The book opens with a review of Quinoa Abiotic Stress Responses. Drought and salt stress, together with low temperatures, are major problems for agriculture because these adverse environmental factors prevent plants from realizing their full genetic potential. Salt stress afflicts agriculture in many parts of the world, particularly irrigated lands. Compared to salt stress, the problem of drought is even more pervasive and economically damaging. The integration of the collected metabolic data concerning abiotic stress responses is helping in the identification of tolerance traits that may be transferable to cultivated crop species. In the next chapter, the diverse metabolic responses identified in plants so far are discussed. We also include recent advances in the study of plant metabolome and metabolic fluxes with a focus on abiotic stress-tolerance trait interactions.

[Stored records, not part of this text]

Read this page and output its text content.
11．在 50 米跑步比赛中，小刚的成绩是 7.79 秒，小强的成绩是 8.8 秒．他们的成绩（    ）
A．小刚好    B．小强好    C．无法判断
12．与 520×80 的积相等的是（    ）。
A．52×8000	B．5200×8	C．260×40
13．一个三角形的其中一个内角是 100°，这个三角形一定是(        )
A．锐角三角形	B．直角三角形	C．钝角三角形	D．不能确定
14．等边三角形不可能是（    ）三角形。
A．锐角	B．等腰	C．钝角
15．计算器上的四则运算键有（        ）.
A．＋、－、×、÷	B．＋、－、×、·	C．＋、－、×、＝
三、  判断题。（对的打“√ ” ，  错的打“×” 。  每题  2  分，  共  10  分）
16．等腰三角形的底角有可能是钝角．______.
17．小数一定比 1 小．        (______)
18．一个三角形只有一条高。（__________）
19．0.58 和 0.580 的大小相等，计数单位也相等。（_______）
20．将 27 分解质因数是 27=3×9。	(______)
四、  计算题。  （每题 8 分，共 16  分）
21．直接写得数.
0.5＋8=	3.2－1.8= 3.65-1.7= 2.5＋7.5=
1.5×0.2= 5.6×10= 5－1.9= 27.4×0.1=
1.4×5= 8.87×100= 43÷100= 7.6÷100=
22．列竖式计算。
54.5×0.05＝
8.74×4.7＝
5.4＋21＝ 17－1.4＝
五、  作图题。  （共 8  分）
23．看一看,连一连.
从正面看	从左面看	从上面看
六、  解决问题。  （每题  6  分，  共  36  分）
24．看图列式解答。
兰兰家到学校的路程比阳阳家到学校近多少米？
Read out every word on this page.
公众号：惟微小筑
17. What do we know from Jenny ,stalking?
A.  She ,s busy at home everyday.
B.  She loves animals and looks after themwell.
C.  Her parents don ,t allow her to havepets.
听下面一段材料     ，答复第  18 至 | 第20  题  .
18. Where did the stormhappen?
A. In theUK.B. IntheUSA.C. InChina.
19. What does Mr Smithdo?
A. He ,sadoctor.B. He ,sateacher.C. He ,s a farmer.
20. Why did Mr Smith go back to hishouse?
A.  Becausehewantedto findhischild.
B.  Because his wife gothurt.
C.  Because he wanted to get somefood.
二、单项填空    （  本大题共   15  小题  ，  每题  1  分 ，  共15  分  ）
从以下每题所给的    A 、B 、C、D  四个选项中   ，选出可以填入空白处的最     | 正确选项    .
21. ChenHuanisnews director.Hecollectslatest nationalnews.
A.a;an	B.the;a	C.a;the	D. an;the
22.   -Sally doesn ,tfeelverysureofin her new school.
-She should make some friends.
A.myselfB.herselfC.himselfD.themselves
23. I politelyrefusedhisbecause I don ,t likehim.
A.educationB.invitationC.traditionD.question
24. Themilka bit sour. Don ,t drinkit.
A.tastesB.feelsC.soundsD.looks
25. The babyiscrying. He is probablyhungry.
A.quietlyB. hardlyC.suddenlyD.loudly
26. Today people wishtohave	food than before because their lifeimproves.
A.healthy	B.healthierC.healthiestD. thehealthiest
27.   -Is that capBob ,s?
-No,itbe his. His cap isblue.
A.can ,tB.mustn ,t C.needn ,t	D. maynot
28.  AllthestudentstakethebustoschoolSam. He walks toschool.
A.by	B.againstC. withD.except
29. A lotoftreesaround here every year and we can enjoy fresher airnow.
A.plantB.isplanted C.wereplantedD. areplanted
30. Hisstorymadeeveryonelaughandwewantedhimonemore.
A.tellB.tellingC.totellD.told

Additionally, the book sheds light on the regulation of gene expression in response to abiotic stress in plants and the role of plant cell wall proteins in response to salt stress is also emphasized. The quantification of climate warming and crop management impacts on cotton phenology in the last chapter of the book is examined. As cotton growth and development are highly impacted due to biotic as well as abiotic stresses. From these stresses, the elevated mean temperature is the major environmental factor that harmfully reduces cotton yield and quality. This book will serve as a valuable tool for students and practitioners dealing with the field, and researchers as well find this book as an assistive tool in their work.